Agonía can refer simply to “extreme distress,” as it does in English, but in Spanish it usually means the final stages of death.
Aplicar does mean “to apply,” as in an ointment or a theory, and aplicarse means “to apply oneself.” But if you’re applying for a job, use solicitar (although there is some regional usage of aplicar). Similarly, an application for a job, membership, etc., is a solicitud.
Aprobar, as in English, means “to approve” or “to consent.” However, it also means “to pass,” in the sense of passing a test.
Arena, in sports, can refer to an arena. But it is more commonly used as the word for “sand.”

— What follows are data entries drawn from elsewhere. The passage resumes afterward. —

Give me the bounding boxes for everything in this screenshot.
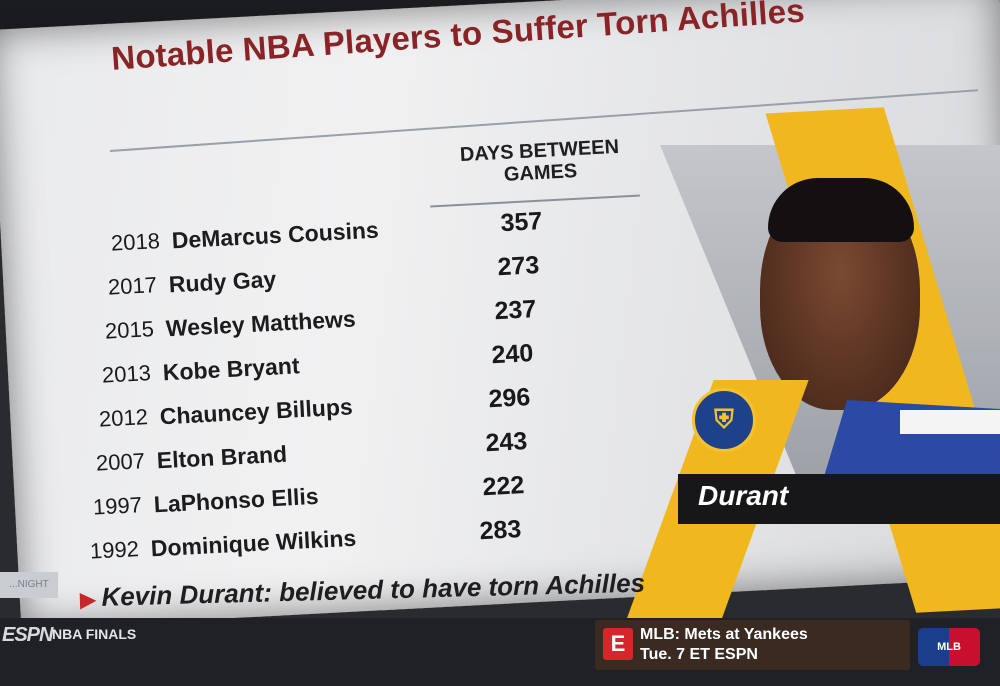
player-jersey-collar — [900, 410, 1000, 434]
row-year: 2015 — [104, 316, 155, 344]
row-year: 2012 — [98, 404, 149, 432]
player-photo-hair — [768, 178, 914, 242]
row-year: 2017 — [107, 272, 158, 300]
league-label: NBA FINALS — [52, 626, 137, 642]
row-year: 2018 — [110, 228, 161, 256]
promo-box — [595, 620, 910, 670]
espn-logo: ESPN — [2, 624, 53, 646]
row-year: 2007 — [95, 448, 146, 476]
player-name-plate — [678, 474, 1000, 524]
warriors-logo-icon: ⛨ — [692, 388, 756, 452]
row-days: 273 — [496, 250, 540, 281]
row-days: 283 — [478, 514, 522, 545]
row-year: 1997 — [92, 492, 143, 520]
promo-line2: Tue. 7 ET ESPN — [640, 646, 758, 663]
row-days: 243 — [484, 426, 528, 457]
mlb-logo-icon: MLB — [918, 628, 980, 666]
row-year: 2013 — [101, 360, 152, 388]
player-name: Durant — [698, 480, 789, 511]
row-days: 357 — [499, 206, 543, 237]
promo-line1: MLB: Mets at Yankees — [640, 626, 808, 643]
play-arrow-icon: ▶ — [79, 588, 96, 612]
row-days: 296 — [487, 382, 531, 413]
show-tag: ...NIGHT — [0, 572, 58, 598]
espn-e-icon: E — [603, 628, 633, 660]
row-year: 1992 — [89, 536, 140, 564]
row-days: 222 — [481, 470, 525, 501]
row-days: 237 — [493, 294, 537, 325]
row-days: 240 — [490, 338, 534, 369]
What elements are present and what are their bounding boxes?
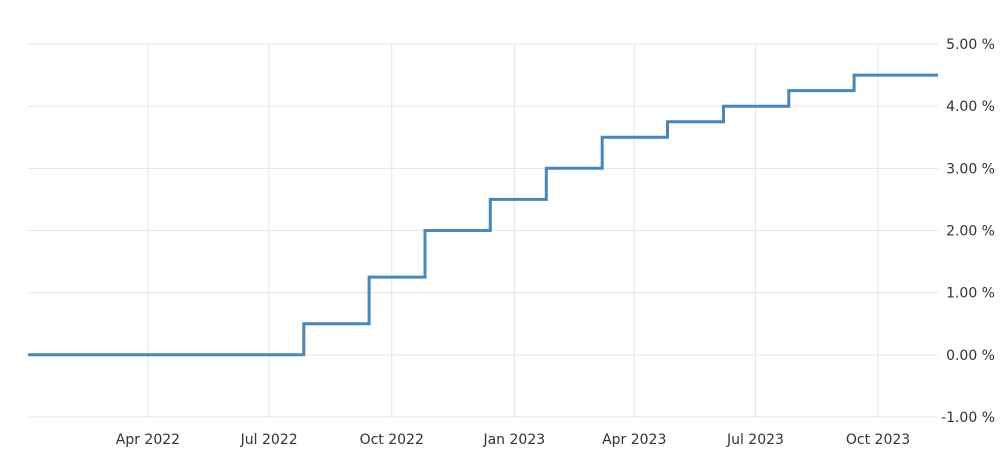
y-tick-label: 1.00 % xyxy=(946,286,995,302)
y-tick-label: 2.00 % xyxy=(946,224,995,240)
x-tick-label: Oct 2023 xyxy=(846,432,910,448)
y-axis-ticks: 5.00 % 4.00 % 3.00 % 2.00 % 1.00 % 0.00 % -1.0… xyxy=(941,37,995,426)
series-line xyxy=(28,73,938,357)
x-axis-ticks: Apr 2022 Jul 2022 Oct 2022 Jan 2023 Apr 2023… xyxy=(116,432,910,448)
series-layer xyxy=(28,73,938,357)
y-tick-label: 3.00 % xyxy=(946,161,995,177)
y-tick-label: 4.00 % xyxy=(946,99,995,115)
x-tick-label: Apr 2023 xyxy=(602,432,666,448)
y-tick-label: -1.00 % xyxy=(941,410,995,426)
x-tick-label: Jul 2022 xyxy=(240,432,298,448)
y-tick-label: 0.00 % xyxy=(946,348,995,364)
x-tick-label: Oct 2022 xyxy=(360,432,424,448)
x-tick-label: Jul 2023 xyxy=(726,432,784,448)
y-tick-label: 5.00 % xyxy=(946,37,995,53)
x-tick-label: Apr 2022 xyxy=(116,432,180,448)
x-tick-label: Jan 2023 xyxy=(482,432,545,448)
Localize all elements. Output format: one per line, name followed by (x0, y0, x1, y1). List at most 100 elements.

Argumento and its verb form, argumentar, refer to the type of argument or line of reasoning a lawyer might make. It can also refer to the theme of a book, play or similar work. On the other hand, a quarrel is a discusión or disputa, and a discussion is a conversación.
Balance, balanceo and balancear can sometimes be translated as “balance,” but they most often refer to a swinging or oscillation. Words with meanings more closely related to the English “balance” include balanza, equilibrio, equilibrar and, in reference to the balance of an amount of money, saldo and saldar.
Collar is used when referring to the collar a pet might wear, and it also can also refer to a ringlike mechanical item. For the most part, however, collar is the word for “necklace.” The collar of a shirt, jacket or similar type of apparel is a cuello (the word for “neck”).
Conciencia, just as it appears, means “conscience” in Spanish. Unfortunately, it is also the Spanish word for “consciousness.” This wreaks havoc in metaphysical discussions.
Conducir can mean “to conduct” or, in the reflexive form conducirse, “to conduct oneself.” But it more often means “to drive” or “to transport.” For that reason, a conductor on a train or other vehicle is the person in the driving seat, not someone who handles tickets.
Confidencia is a Spanish word related to the English meaning of “confidence” as a secret. For confidence or trust in someone, confianza is the word to use.
Criatura most commonly means “creature” or “being,” including humans. But it is also commonly used to refer to babies and even to fetuses.
Demandar and the noun form demanda, as a legal term only, are equal to the English “demand” or “lawsuit.” Demanda is also used to mean “to be in demand,” in the expression tener demanda. But to demand something in a less formal situation, exigir or the noun exigencia is used.
Dirección usually means “direction” in most of the ways it is used in English. But it is also the word for a postal or e-mail address.
Etiqueta can refer to etiquette and the requirements of formality. However, it also means “tag,” “price tag” or “label.” The verb form etiquetar means “to label.”
Excitado can be synonymous with “excited,” but a closer equivalent is “sexually aroused.” Better translations of “excited” include emocionado and, usually in a slightly negative sense, agitado.
Experimentar is what scientists and other people do when they’re trying something out. However, the word also means “to experience.”
Familiar in Spanish is more closely connected with the meaning of “family” than in English. A better word to use for something familiar is conocido (“known”) or común (“common”).
Formal can, in fact, mean “formal,” “serious” or “in proper form,” as in English, but it also means “proper” or “correct.” More importantly, its opposite, informal, means “ill-behaved” and “unreliable,” rather than “casual.” Then again, casual means “accidental” or “coincidental.” To say “casual,” it is better to use relajado or despreocupado. Then again, casual clothing is ropa de sport.